The Story
Why it exists.
The beginning
Addiction Petale belongs to the Mémoire collection, a line of Korloff fragrances built around memory and place. The name says it: a single petal, captured in scent. The brief was simple, citrus that opens clean, then a white floral heart that doesn't ask permission. Korloff has always approached fragrance like a jeweler approaches a stone. Every note gets its own setting. Nothing gets buried. The result is a fragrance that reads clearly from the first spray to the final drydown.

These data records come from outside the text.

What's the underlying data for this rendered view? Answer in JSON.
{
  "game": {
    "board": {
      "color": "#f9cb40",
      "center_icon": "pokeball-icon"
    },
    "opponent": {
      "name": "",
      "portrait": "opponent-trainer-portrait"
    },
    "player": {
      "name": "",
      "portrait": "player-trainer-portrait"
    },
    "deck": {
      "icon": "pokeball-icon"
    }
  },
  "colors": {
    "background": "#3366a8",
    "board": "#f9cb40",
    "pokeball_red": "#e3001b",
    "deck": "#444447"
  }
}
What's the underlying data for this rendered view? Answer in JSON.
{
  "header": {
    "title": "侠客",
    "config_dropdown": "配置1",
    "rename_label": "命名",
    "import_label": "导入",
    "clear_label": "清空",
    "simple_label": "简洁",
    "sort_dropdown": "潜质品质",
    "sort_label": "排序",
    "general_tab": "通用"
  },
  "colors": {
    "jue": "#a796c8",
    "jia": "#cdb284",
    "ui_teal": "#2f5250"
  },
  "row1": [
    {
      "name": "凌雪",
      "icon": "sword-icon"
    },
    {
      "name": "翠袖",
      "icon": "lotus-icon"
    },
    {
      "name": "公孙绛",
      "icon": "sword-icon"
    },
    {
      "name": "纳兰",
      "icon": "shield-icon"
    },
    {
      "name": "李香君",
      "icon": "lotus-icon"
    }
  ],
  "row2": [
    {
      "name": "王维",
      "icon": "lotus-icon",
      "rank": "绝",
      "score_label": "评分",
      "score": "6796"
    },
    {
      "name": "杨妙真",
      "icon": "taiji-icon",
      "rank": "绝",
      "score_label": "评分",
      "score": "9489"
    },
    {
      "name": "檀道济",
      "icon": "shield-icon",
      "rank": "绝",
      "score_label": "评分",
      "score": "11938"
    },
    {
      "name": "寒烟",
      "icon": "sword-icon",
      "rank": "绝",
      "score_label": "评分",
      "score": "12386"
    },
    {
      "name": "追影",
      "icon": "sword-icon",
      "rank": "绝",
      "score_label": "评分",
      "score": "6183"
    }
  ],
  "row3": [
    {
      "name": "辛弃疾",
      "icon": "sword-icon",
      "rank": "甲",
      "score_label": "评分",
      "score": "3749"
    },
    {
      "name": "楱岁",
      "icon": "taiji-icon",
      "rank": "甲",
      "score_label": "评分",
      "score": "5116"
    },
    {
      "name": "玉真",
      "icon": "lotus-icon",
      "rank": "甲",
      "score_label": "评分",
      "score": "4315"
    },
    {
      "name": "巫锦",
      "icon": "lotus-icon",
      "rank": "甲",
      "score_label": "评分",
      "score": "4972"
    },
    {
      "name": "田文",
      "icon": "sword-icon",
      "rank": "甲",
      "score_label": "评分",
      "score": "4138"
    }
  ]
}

The note structure here rewards patience. Mandarin orange and Minneola tangelo arrive together, speaking at the same volume, tart, bright, immediately alive. But this isn't a citrus fragrance. The rose shows up quiet, almost mineral, giving the opening structure rather than sweetness. Then the jasmine arrives. Not delicate jasmine. Jasmine that takes up space. Orange blossom follows, adding a bitter edge that keeps the florals from going soft. Cedar and white musk are the base, they don't compete with the heart, they hold it up.
The evolution
The opening is two citruses speaking at once, Mandarin and Minneola, neither louder than the other. The rose is there but quiet, almost cool. Within fifteen minutes, jasmine and orange blossom surge. The citrus fades. This is the core of the fragrance: an armful of white flowers that doesn't apologize. It stays there for hours, the heart holds and holds. Around hour five, cedar and amber arrive softly. The jasmine doesn't disappear. It just loses its edges. The drydown is powdery, warm, close to skin. White musk lasts longest, you'll find it the next morning.
Cultural impact
Part of Korloff's Mémoire collection, Addiction Petale occupies the white floral space with uncommon clarity. The jasmine-heavy heart and strong longevity put it in conversation with established luxury florals, though it carves its own territory through the crisp citrus opening and powdery musk drydown. Wearers consistently note the eight-hour arc and the way the white florals stay distinct rather than blurring together.